オレンジの皮を切る作業に興味深々の子どもたち



いくつもいくつも切って、何度も何度も鍋で煮て、砂糖を溶かしたカラメル状の鍋の中に投入。時々飽きておしゃべりに行ったりする子もいますが、結構頑張っています。包丁の持ち方から教えて、なかには「ねえ先生、箸の持ち方も教えて」と、子どもたちも楽しそうにやっています。そうしている間に、最初の鍋が出来上がりです。みんな恐る恐る食べてみたら「おいしい! もっとちょうだい!」と奪い合いです。覚えたばかりの箸の持ち方で一生懸命取り上げて食べる子もいます。みんな大満足。


JorgeさんもSoniaさんも、とっても嬉しそうに優しく教えてくれました。そして、おまけに「お米のポン菓子」も作ってくれました。残ったご飯を捨てないで、水につけておいて、そのあと天日に干して、フライパンで炒って砂糖をかけたら出来上がり。これも、子どもたちはお替わりにお替り。大人気でした。



「今日のお料理教室はねぇ、お金をたくさん使った、ぜいたくなお料理じゃないでしょ。材料はほとんどタダなんだ! 黙ってたら捨てるはずだったオレンジの皮を使ったんだよ。先生が捨てないできれいに集めてると、『先生、どうして捨てないの?』ってミカエリが聞いてたでしょ。僕らは捨てないで、なんでも利用して、節約して、大切なことにお金を使うんだ。オレンジも、皮のところに一杯ビタミンCがあるんだよ。捨てたらもったいない。日本人は、スイカの皮も捨てないで、白いところをきれいに切って、お漬物を作ったりもするんだよ。みんなも、お金がない時でも、おかずやおやつが作ってあげられる素敵なお母さんになって欲しいんだ。」と説明しました。

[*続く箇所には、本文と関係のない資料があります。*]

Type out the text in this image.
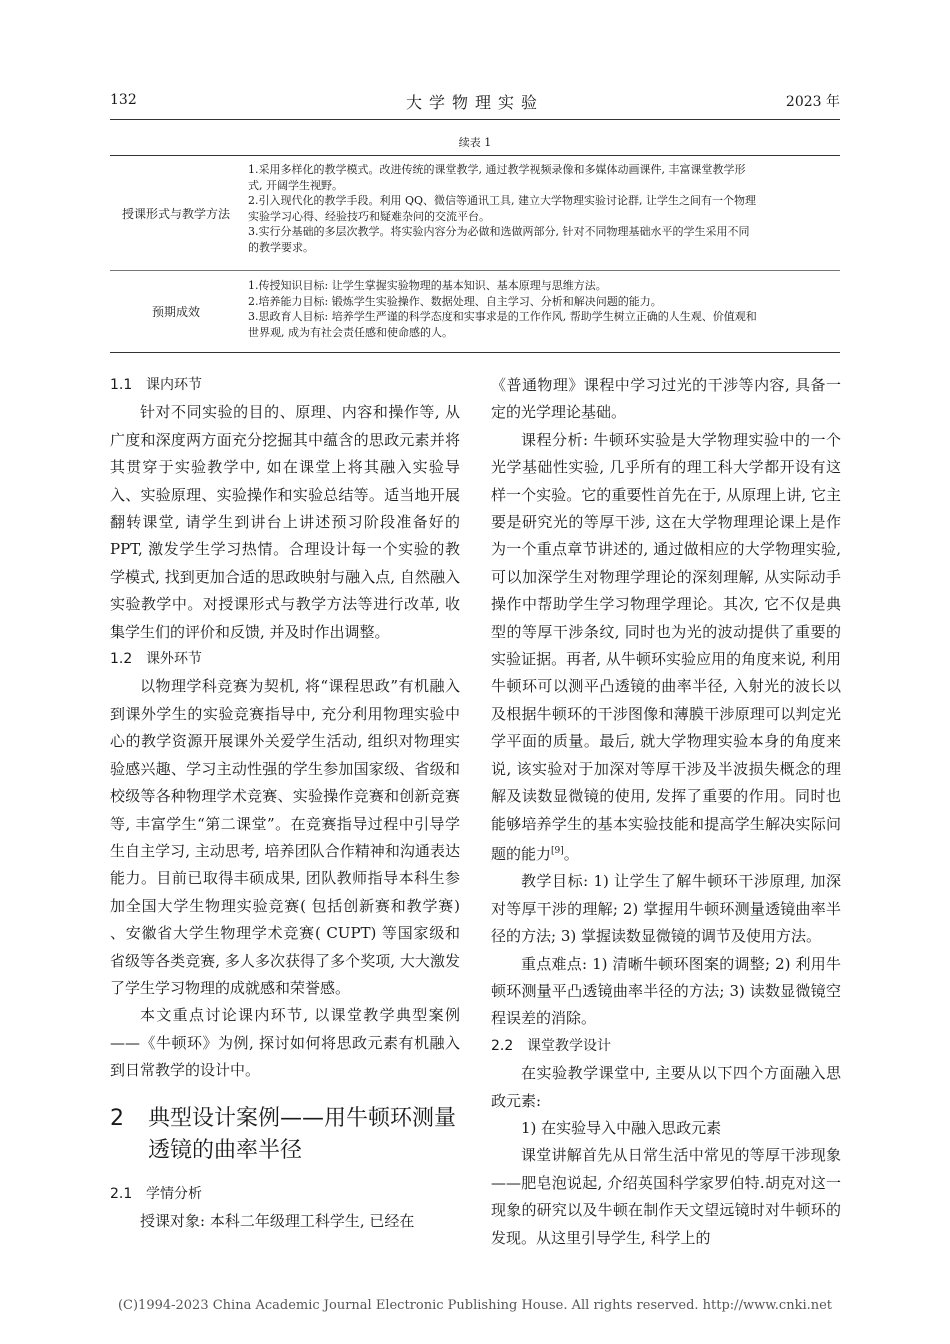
132	大学物理实验	2023 年
续表 1
授课形式与教学方法
1.采用多样化的教学模式。改进传统的课堂教学, 通过教学视频录像和多媒体动画课件, 丰富课堂教学形
式, 开阔学生视野。
2.引入现代化的教学手段。利用 QQ、微信等通讯工具, 建立大学物理实验讨论群, 让学生之间有一个物理
实验学习心得、经验技巧和疑难杂问的交流平台。
3.实行分基础的多层次教学。将实验内容分为必做和选做两部分, 针对不同物理基础水平的学生采用不同
的教学要求。
预期成效
1.传授知识目标: 让学生掌握实验物理的基本知识、基本原理与思维方法。
2.培养能力目标: 锻炼学生实验操作、数据处理、自主学习、分析和解决问题的能力。
3.思政育人目标: 培养学生严谨的科学态度和实事求是的工作作风, 帮助学生树立正确的人生观、价值观和
世界观, 成为有社会责任感和使命感的人。
1.1 课内环节

针对不同实验的目的、原理、内容和操作等, 从广度和深度两方面充分挖掘其中蕴含的思政元素并将其贯穿于实验教学中, 如在课堂上将其融入实验导入、实验原理、实验操作和实验总结等。适当地开展翻转课堂, 请学生到讲台上讲述预习阶段准备好的 PPT, 激发学生学习热情。合理设计每一个实验的教学模式, 找到更加合适的思政映射与融入点, 自然融入实验教学中。对授课形式与教学方法等进行改革, 收集学生们的评价和反馈, 并及时作出调整。

1.2 课外环节

以物理学科竞赛为契机, 将“课程思政”有机融入到课外学生的实验竞赛指导中, 充分利用物理实验中心的教学资源开展课外关爱学生活动, 组织对物理实验感兴趣、学习主动性强的学生参加国家级、省级和校级等各种物理学术竞赛、实验操作竞赛和创新竞赛等, 丰富学生“第二课堂”。在竞赛指导过程中引导学生自主学习, 主动思考, 培养团队合作精神和沟通表达能力。目前已取得丰硕成果, 团队教师指导本科生参加全国大学生物理实验竞赛( 包括创新赛和教学赛) 、安徽省大学生物理学术竞赛( CUPT) 等国家级和省级等各类竞赛, 多人多次获得了多个奖项, 大大激发了学生学习物理的成就感和荣誉感。

本文重点讨论课内环节, 以课堂教学典型案例——《牛顿环》为例, 探讨如何将思政元素有机融入到日常教学的设计中。

2	典型设计案例——用牛顿环测量透镜的曲率半径
2.1 学情分析

授课对象: 本科二年级理工科学生, 已经在

《普通物理》课程中学习过光的干涉等内容, 具备一定的光学理论基础。

课程分析: 牛顿环实验是大学物理实验中的一个光学基础性实验, 几乎所有的理工科大学都开设有这样一个实验。它的重要性首先在于, 从原理上讲, 它主要是研究光的等厚干涉, 这在大学物理理论课上是作为一个重点章节讲述的, 通过做相应的大学物理实验, 可以加深学生对物理学理论的深刻理解, 从实际动手操作中帮助学生学习物理学理论。其次, 它不仅是典型的等厚干涉条纹, 同时也为光的波动提供了重要的实验证据。再者, 从牛顿环实验应用的角度来说, 利用牛顿环可以测平凸透镜的曲率半径, 入射光的波长以及根据牛顿环的干涉图像和薄膜干涉原理可以判定光学平面的质量。最后, 就大学物理实验本身的角度来说, 该实验对于加深对等厚干涉及半波损失概念的理解及读数显微镜的使用, 发挥了重要的作用。同时也能够培养学生的基本实验技能和提高学生解决实际问题的能力[9]。

教学目标: 1) 让学生了解牛顿环干涉原理, 加深对等厚干涉的理解; 2) 掌握用牛顿环测量透镜曲率半径的方法; 3) 掌握读数显微镜的调节及使用方法。

重点难点: 1) 清晰牛顿环图案的调整; 2) 利用牛顿环测量平凸透镜曲率半径的方法; 3) 读数显微镜空程误差的消除。

2.2 课堂教学设计

在实验教学课堂中, 主要从以下四个方面融入思政元素:

1) 在实验导入中融入思政元素

课堂讲解首先从日常生活中常见的等厚干涉现象——肥皂泡说起, 介绍英国科学家罗伯特.胡克对这一现象的研究以及牛顿在制作天文望远镜时对牛顿环的发现。从这里引导学生, 科学上的

(C)1994-2023 China Academic Journal Electronic Publishing House. All rights reserved. http://www.cnki.net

その日は最後まで、子供たちはいつになく素直でいい子でした。少しでも覚えてくれて、いつか人生で役に立ったらいいなと、スタッフ一同祈りながら続けていきたいと思います。


音楽教室だけではなくて、子どもたちの生きる力を養う素敵な教室に成長していると感謝しています。看護婦さんやお医者さんや弁護士さん、いろんな人が教会に通っていますから、毎月一度は子どもたちの講座をしてもらおうと思っています。これからも、お祈りとお支えをよろしくお願いいたします。